Some of the property tax mess of today - as typified by property tax bills arriving in Marion County mailboxes calling for 40 percent or higher increases in taxes due - can be traced to fundamental causes, and some can be attributed to the long succession of band-aids legislatures controlled by both parties have pasted on. If the Governor's new commission does its job well, it will look at both aspects of the situation.
There are three fundamental problems with our property tax system - its unpredictability, its administration, and its link to our abilities to pay. The levy system in Indiana seems to never come up for debate - yet the tax rate-setting procedure that makes tax rates themselves a wild card, instead of the revenues a fixed rate tax would produce, sends taxpayers into a tailspin when they get their bills.

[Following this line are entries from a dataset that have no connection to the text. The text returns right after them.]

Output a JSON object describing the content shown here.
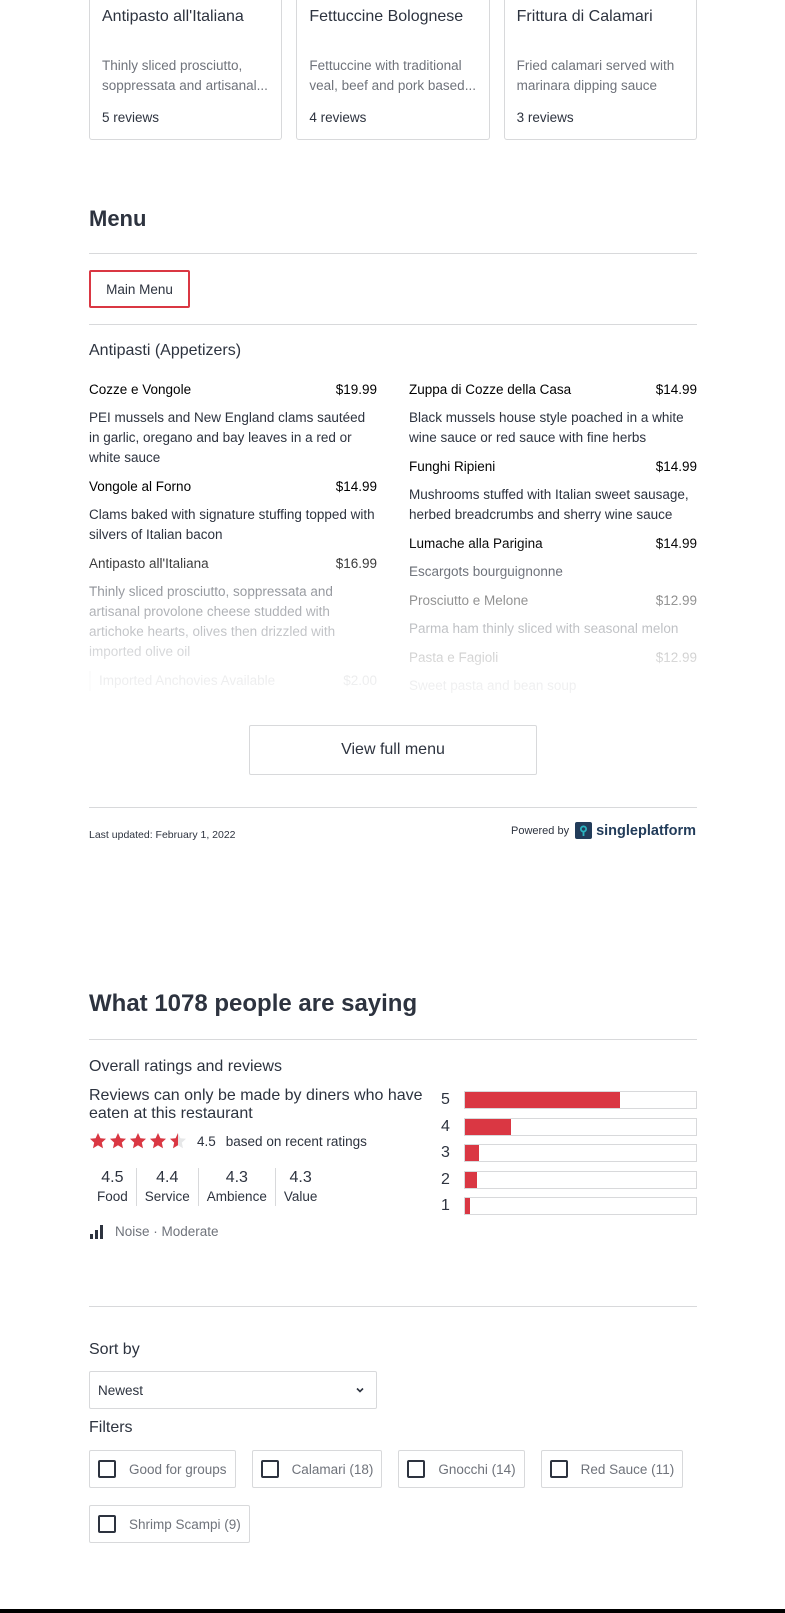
{
  "popular_dishes": [
    {
      "name": "Antipasto all'Italiana",
      "description": "Thinly sliced prosciutto, soppressata and artisanal...",
      "reviews": "5 reviews"
    },
    {
      "name": "Fettuccine Bolognese",
      "description": "Fettuccine with traditional veal, beef and pork based...",
      "reviews": "4 reviews"
    },
    {
      "name": "Frittura di Calamari",
      "description": "Fried calamari served with marinara dipping sauce",
      "reviews": "3 reviews"
    }
  ],
  "menu": {
    "heading": "Menu",
    "tab": "Main Menu",
    "section_title": "Antipasti (Appetizers)",
    "left_items": [
      {
        "name": "Cozze e Vongole",
        "price": "$19.99",
        "description": "PEI mussels and New England clams sautéed in garlic, oregano and bay leaves in a red or white sauce"
      },
      {
        "name": "Vongole al Forno",
        "price": "$14.99",
        "description": "Clams baked with signature stuffing topped with silvers of Italian bacon"
      },
      {
        "name": "Antipasto all'Italiana",
        "price": "$16.99",
        "description": "Thinly sliced prosciutto, soppressata and artisanal provolone cheese studded with artichoke hearts, olives then drizzled with imported olive oil"
      }
    ],
    "left_addon": {
      "name": "Imported Anchovies Available",
      "price": "$2.00"
    },
    "right_items": [
      {
        "name": "Zuppa di Cozze della Casa",
        "price": "$14.99",
        "description": "Black mussels house style poached in a white wine sauce or red sauce with fine herbs"
      },
      {
        "name": "Funghi Ripieni",
        "price": "$14.99",
        "description": "Mushrooms stuffed with Italian sweet sausage, herbed breadcrumbs and sherry wine sauce"
      },
      {
        "name": "Lumache alla Parigina",
        "price": "$14.99",
        "description": "Escargots bourguignonne"
      },
      {
        "name": "Prosciutto e Melone",
        "price": "$12.99",
        "description": "Parma ham thinly sliced with seasonal melon"
      },
      {
        "name": "Pasta e Fagioli",
        "price": "$12.99",
        "description": "Sweet pasta and bean soup"
      }
    ],
    "view_full_menu": "View full menu",
    "last_updated": "Last updated: February 1, 2022",
    "powered_by": "Powered by",
    "powered_brand": "singleplatform"
  },
  "reviews": {
    "heading": "What 1078 people are saying",
    "overall_title": "Overall ratings and reviews",
    "note": "Reviews can only be made by diners who have eaten at this restaurant",
    "stars_value": 4.5,
    "average": "4.5",
    "based_on": "based on recent ratings",
    "subratings": [
      {
        "value": "4.5",
        "label": "Food"
      },
      {
        "value": "4.4",
        "label": "Service"
      },
      {
        "value": "4.3",
        "label": "Ambience"
      },
      {
        "value": "4.3",
        "label": "Value"
      }
    ],
    "noise_label": "Noise",
    "noise_value": "Moderate",
    "distribution": [
      {
        "label": "5",
        "fraction": 0.67
      },
      {
        "label": "4",
        "fraction": 0.2
      },
      {
        "label": "3",
        "fraction": 0.06
      },
      {
        "label": "2",
        "fraction": 0.05
      },
      {
        "label": "1",
        "fraction": 0.02
      }
    ],
    "accent_color": "#da3743"
  },
  "sort": {
    "label": "Sort by",
    "selected": "Newest"
  },
  "filters": {
    "label": "Filters",
    "chips": [
      "Good for groups",
      "Calamari (18)",
      "Gnocchi (14)",
      "Red Sauce (11)",
      "Shrimp Scampi (9)"
    ]
  }
}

We know what our sales tax, our income tax, and even our excise tax on our cars will be, but we never know what our property tax bill will be until we open our mailboxes.
But taxpayers are not the only ones in the dark. Due to what can only be called inept administration, our elected leadership, especially at the state level, is too often clueless as well. But it's hard to give them much sympathy - they've either winked and looked the other way as localities flouted reporting requirements and deadlines, or failed to pony up the dollars to bring assessment and administrative procedures into the information age.
And how much longer do we need to hear stories of low income households hit with sky-high tax bills before we make the relatively simple change of shielding those of limited means from shouldering the full burden?
If those challenges aren't daunting enough, there are several decades of short-term fixes - which we have become increasingly addicted to - left to undo, to the point where spending of other tax proceeds to buy down the level of property taxes localities actually need to collect ranks as the second largest use of Indiana's general fund revenues.
It's a little like stopping your career and going back to the beginning to start off in an entirely new direction - except in the case of property tax reform, the state really has little other choice. Paying a predictable and well administered tax still won't be fun or popular, but until we reach that goal the pain we inflict on ourselves will be much worse.